When asked about which historical novelists had inspired her, Weir is lyrical in her praise of Hilda Lewis. “She was a great source of inspiration for the narrative – all written in the first person. Her books are among the finest historical novels ever written.” I was interested to learn that they are being reprinted by Tempus, thanks to Alison’s intervention since she edits one of their “Queens of England” series.
Norah Lofts is another inspirational writer. Alison Weir confessed that she has all 63 of her books, adding, “She is absolutely stunning”. And, of course, there’s Anya Seton. These three authors, she thinks, are “way ahead of any other historical novelist I know, though that’s a personal choice.” She stresses that “there’s a big push towards historical novels at the moment. Thank goodness for that! A lot of my author friends are thinking of crossing the divide.”
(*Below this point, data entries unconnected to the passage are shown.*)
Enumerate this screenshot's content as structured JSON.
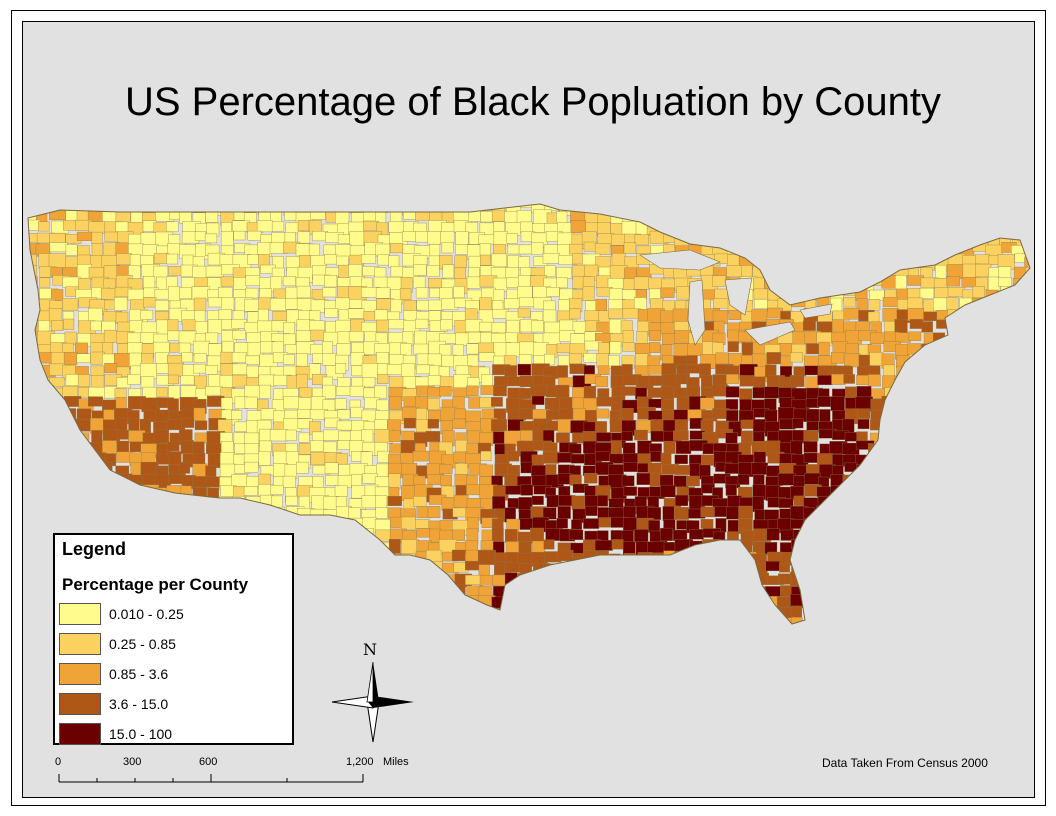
{
  "map": {
    "title": "US Percentage of Black Popluation by County",
    "credit": "Data Taken From Census 2000",
    "legend": {
      "title": "Legend",
      "subtitle": "Percentage per County",
      "classes": [
        {
          "label": "0.010 - 0.25",
          "color": "#fffb8c"
        },
        {
          "label": "0.25 - 0.85",
          "color": "#fbd15f"
        },
        {
          "label": "0.85 - 3.6",
          "color": "#f0a337"
        },
        {
          "label": "3.6 - 15.0",
          "color": "#ae5716"
        },
        {
          "label": "15.0 - 100",
          "color": "#6b0000"
        }
      ]
    },
    "north_arrow": {
      "label": "N"
    },
    "scale_bar": {
      "ticks": [
        "0",
        "300",
        "600",
        "1,200"
      ],
      "unit": "Miles"
    },
    "background_color": "#e1e1e1"
  }
}
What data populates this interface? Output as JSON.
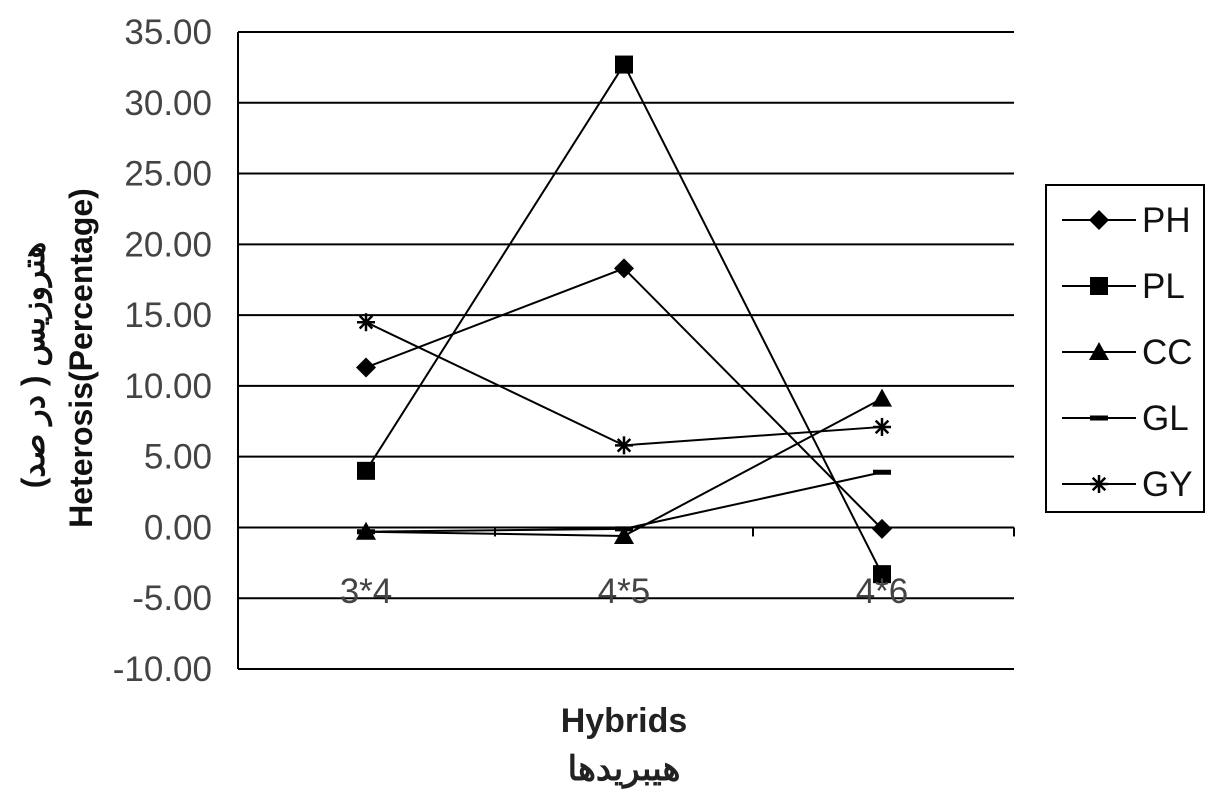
{
  "chart_data": {
    "type": "line",
    "categories": [
      "3*4",
      "4*5",
      "4*6"
    ],
    "series": [
      {
        "name": "PH",
        "values": [
          11.3,
          18.3,
          -0.1
        ],
        "marker": "diamond"
      },
      {
        "name": "PL",
        "values": [
          4.0,
          32.7,
          -3.3
        ],
        "marker": "square"
      },
      {
        "name": "CC",
        "values": [
          -0.3,
          -0.6,
          9.1
        ],
        "marker": "triangle"
      },
      {
        "name": "GL",
        "values": [
          -0.3,
          -0.1,
          3.9
        ],
        "marker": "dash"
      },
      {
        "name": "GY",
        "values": [
          14.5,
          5.8,
          7.1
        ],
        "marker": "star"
      }
    ],
    "yticks": [
      "35.00",
      "30.00",
      "25.00",
      "20.00",
      "15.00",
      "10.00",
      "5.00",
      "0.00",
      "-5.00",
      "-10.00"
    ],
    "ylim": [
      -10,
      35
    ],
    "ylabel_line1": "هتروزیس ( در صد)",
    "ylabel_line2": "Heterosis(Percentage)",
    "xlabel_line1": "Hybrids",
    "xlabel_line2": "هیبریدها",
    "grid": true,
    "legend_position": "right",
    "line_color": "#000000"
  }
}
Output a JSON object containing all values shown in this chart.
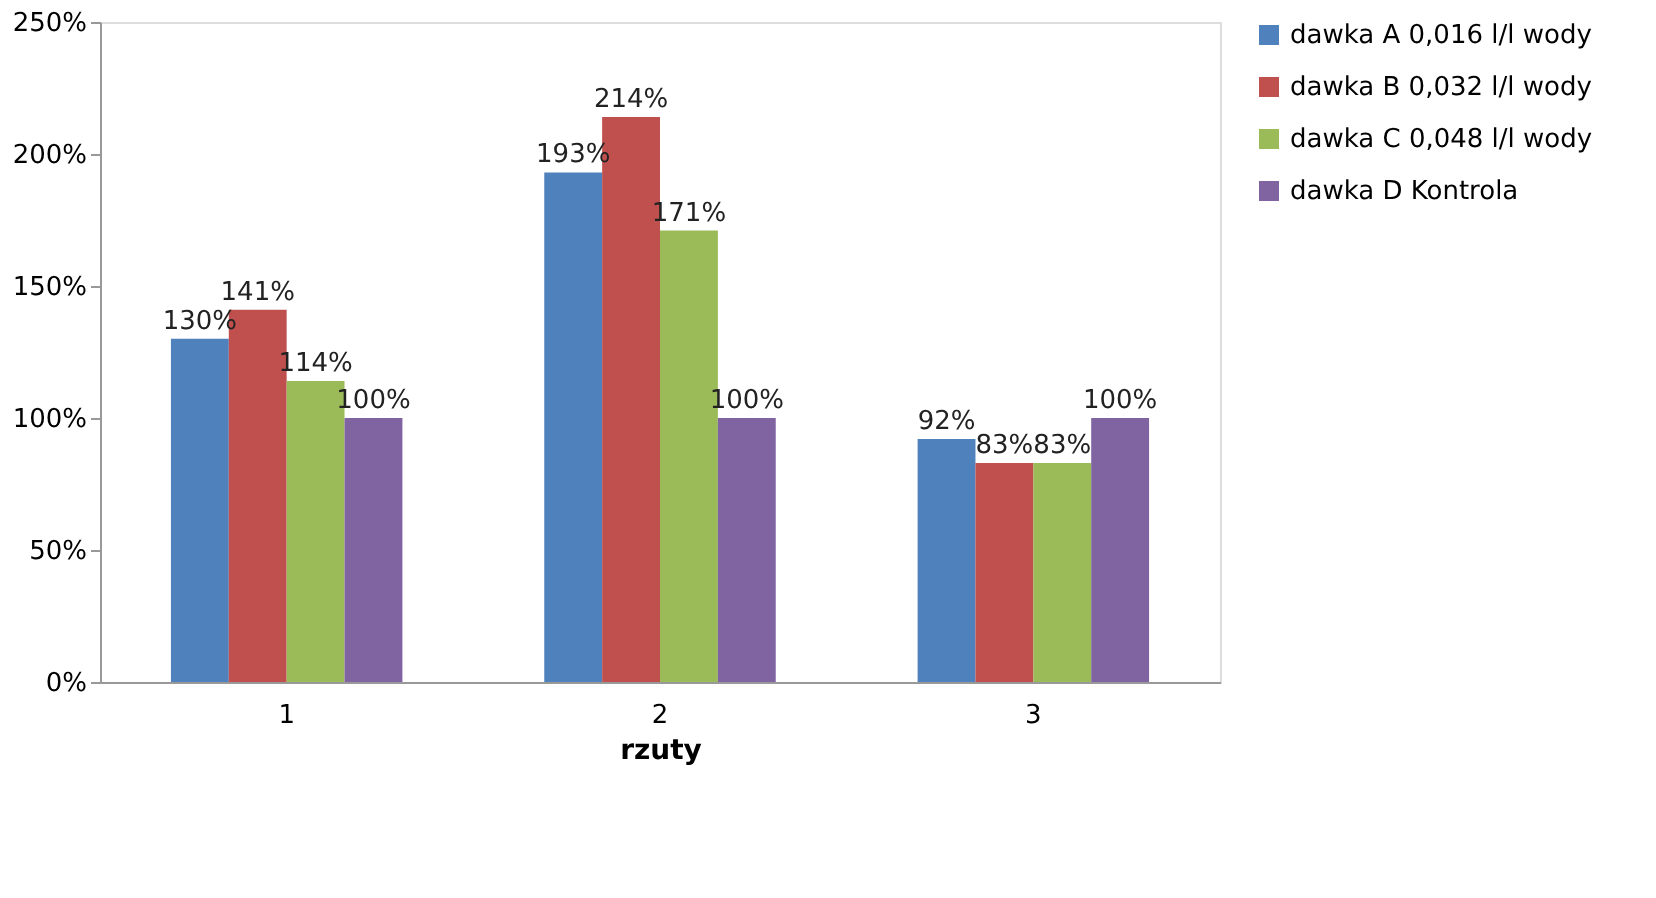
{
  "chart_data": {
    "type": "bar",
    "categories": [
      "1",
      "2",
      "3"
    ],
    "xlabel": "rzuty",
    "ylim": [
      0,
      250
    ],
    "yticks": [
      {
        "value": 0,
        "label": "0%"
      },
      {
        "value": 50,
        "label": "50%"
      },
      {
        "value": 100,
        "label": "100%"
      },
      {
        "value": 150,
        "label": "150%"
      },
      {
        "value": 200,
        "label": "200%"
      },
      {
        "value": 250,
        "label": "250%"
      }
    ],
    "series": [
      {
        "name": "dawka A 0,016 l/l wody",
        "color": "#4f81bd",
        "values": [
          130,
          193,
          92
        ],
        "value_labels": [
          "130%",
          "193%",
          "92%"
        ]
      },
      {
        "name": "dawka B 0,032 l/l wody",
        "color": "#c0504d",
        "values": [
          141,
          214,
          83
        ],
        "value_labels": [
          "141%",
          "214%",
          "83%"
        ]
      },
      {
        "name": "dawka C 0,048 l/l wody",
        "color": "#9bbb59",
        "values": [
          114,
          171,
          83
        ],
        "value_labels": [
          "114%",
          "171%",
          "83%"
        ]
      },
      {
        "name": "dawka D Kontrola",
        "color": "#8064a2",
        "values": [
          100,
          100,
          100
        ],
        "value_labels": [
          "100%",
          "100%",
          "100%"
        ]
      }
    ],
    "grid": false,
    "legend": "top right"
  }
}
However, when I asked about some contemporary writers, Alison was less fulsome in her praise: “Tracy Chevalier writes beautifully and I’ve enjoyed reviewing her books. But sometimes I find them so slow. Where’s the narrative? I feel so overwhelmed by details that I don’t get any sense of her characters as real characters. They feel very shadowy, but that’s my own personal view. Her descriptive writing is wonderful.” Coming back to the genre, Weir emphasises that historical fiction is “undergoing a renaissance. Publishers are racing to get historical novels.” The genre has been influenced by the modern novel. “Sarah Dunant writes the most exquisite novels – she really brings a period to life. Although”, Alison pointed out, “her second novel (In the Company of the Courtesan) was over-heavy with description. You find yourself thinking ‘get on with the story’. But that’s me – I like a narrative that moves along quite quickly. I don’t have the patience to read a lot of description. However, it’s a new take on the historical novel.”
I am impressed by the work schedule that Alison Weir outlines for the coming months: she is currently writing a non-fiction book on Katherine Swynford, due to be published at Christmas. Thinking back to Anya Seton’s famous novel, Alison said that she “is quite amazed at what the research has thrown up. It’s very different from Anya Seton’s interpretation, in some ways, but in others I’m amazed at how Seton arrived at her conclusions. She had extraordinary insight.” Then, of course, there’s another novel in the pipeline: this time the heroine will be Katherine Howard and it’s scheduled to be written in the early part of next year. Having met Alison Weir and heard her talk about her writing with such passion and enthusiasm, I know the stories of both women are in safe hands.